In Argentina, many credited centre-left President Alberto Fernández for helping to push through the legalisation of abortion.
But in neighbouring Brazil, far-right President Jair Bolsonaro condemned the move and conservative groups remain strong.
"I don't think it's going to be that easy to legalise [abortion in Brazil]," says Celene Salomão, who has campaigned vociferously for the São Paulo chapter of 40 Days for Life, an international religious anti-abortion campaign.
Ms Salomão says that senators in Argentina came under a lot of pressure from left-wing groups to legalise abortion. But she thinks that President Bolsonaro will stand firm in the knowledge that he has the backing of religious groups.

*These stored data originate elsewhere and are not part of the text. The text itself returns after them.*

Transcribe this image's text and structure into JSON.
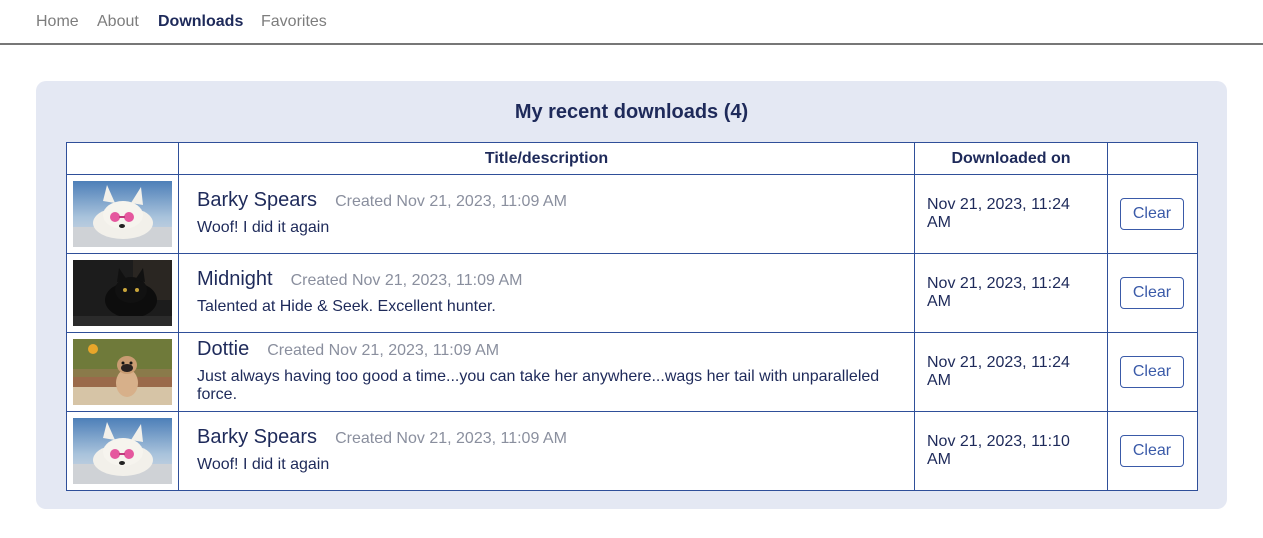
{
  "nav": {
    "items": [
      {
        "label": "Home"
      },
      {
        "label": "About"
      },
      {
        "label": "Downloads"
      },
      {
        "label": "Favorites"
      }
    ]
  },
  "page": {
    "heading": "My recent downloads (4)"
  },
  "table": {
    "headers": [
      "",
      "Title/description",
      "Downloaded on",
      ""
    ],
    "rows": [
      {
        "thumbnail": "dog-with-pink-sunglasses",
        "name": "Barky Spears",
        "created": "Created Nov 21, 2023, 11:09 AM",
        "description": "Woof! I did it again",
        "downloaded": "Nov 21, 2023, 11:24 AM",
        "action": "Clear"
      },
      {
        "thumbnail": "black-cat",
        "name": "Midnight",
        "created": "Created Nov 21, 2023, 11:09 AM",
        "description": "Talented at Hide & Seek. Excellent hunter.",
        "downloaded": "Nov 21, 2023, 11:24 AM",
        "action": "Clear"
      },
      {
        "thumbnail": "pug",
        "name": "Dottie",
        "created": "Created Nov 21, 2023, 11:09 AM",
        "description": "Just always having too good a time...you can take her anywhere...wags her tail with unparalleled force.",
        "downloaded": "Nov 21, 2023, 11:24 AM",
        "action": "Clear"
      },
      {
        "thumbnail": "dog-with-pink-sunglasses",
        "name": "Barky Spears",
        "created": "Created Nov 21, 2023, 11:09 AM",
        "description": "Woof! I did it again",
        "downloaded": "Nov 21, 2023, 11:10 AM",
        "action": "Clear"
      }
    ]
  }
}
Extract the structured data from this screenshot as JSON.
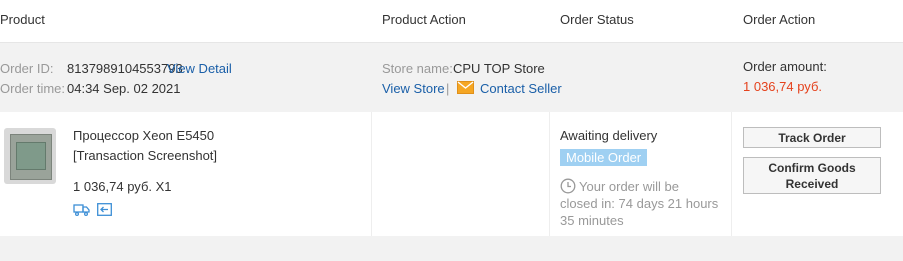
{
  "header": {
    "product": "Product",
    "product_action": "Product Action",
    "order_status": "Order Status",
    "order_action": "Order Action"
  },
  "order": {
    "id_label": "Order ID:",
    "id_value": "8137989104553793",
    "view_detail": "View Detail",
    "time_label": "Order time:",
    "time_value": "04:34 Sep. 02 2021",
    "store_label": "Store name:",
    "store_value": "CPU TOP Store",
    "view_store": "View Store",
    "separator": "|",
    "contact_seller": "Contact Seller",
    "amount_label": "Order amount:",
    "amount_value": "1 036,74 руб."
  },
  "item": {
    "title_line1": "Процессор Xeon E5450",
    "title_line2": "[Transaction Screenshot]",
    "price_qty": "1 036,74 руб. X1",
    "status": "Awaiting delivery",
    "badge": "Mobile Order",
    "receive_line1": "Your order will be",
    "receive_line2": "closed in: 74 days 21 hours",
    "receive_line3": "35 minutes"
  },
  "actions": {
    "track": "Track Order",
    "confirm_line1": "Confirm Goods",
    "confirm_line2": "Received"
  },
  "colors": {
    "link": "#1a5fa8",
    "amount": "#e5421d",
    "badge": "#9fd0f2",
    "mail_icon": "#f5a623"
  },
  "icons": [
    "mail-icon",
    "clock-icon",
    "shipping-truck-icon",
    "return-icon"
  ]
}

"A lot of Brazilians are Christians, not only Catholics but other denominations too - and we are all against."
Chile pushing for change
In Chile, right-wing President Sebastian Piñera has also made it clear that he opposes a change in the law, even though in January - in the wake of Argentina's decision - Chile's Congress started debating decriminalising abortion in the first 14 weeks of pregnancy.
One of the issues that unites pro-choice activists is the argument for safe access to abortions. They say the discussion should not be about support for, or opposition to, abortion but instead focus on women's health.
They argue that women will have abortions whether they are legal or not, so allowing them legal access to terminations will be safer and cut down then number of women who die as a result of clandestine abortions.
Dr Karla Figueroa says that since abortion was decriminalised in Mexico City, no woman has died from having a termination. "That's the most important thing in terms of public health," the doctor at GineClinic says.
And it is a message spreading across the region.
"The life and health of women angle is very much present in the discussion in Colombia," says Mariana Ardila, managing attorney at Women's Link Worldwide.
She is campaigning to remove the criminal element to abortion, to ensure that the women who have abortions and the medical teams carrying them out, are not prosecuted.
"Criminal law is actually the worst instrument, and it has a lot of consequences on imposing stigma and creating fear among healthcare personnel," she says.
Pro-choice activists in the region say the legalisation of abortion in Argentina has galvanised their fight.
"I hope it serves as a watershed moment," says Dr Karla Figueroa in Mexico City.
For Debora Diniz, too, it provides further motivation. "In Brazil, we have some of the most active and vibrant black feminists in the region," she says. "It's a diverse feminism, and maybe something will come from it."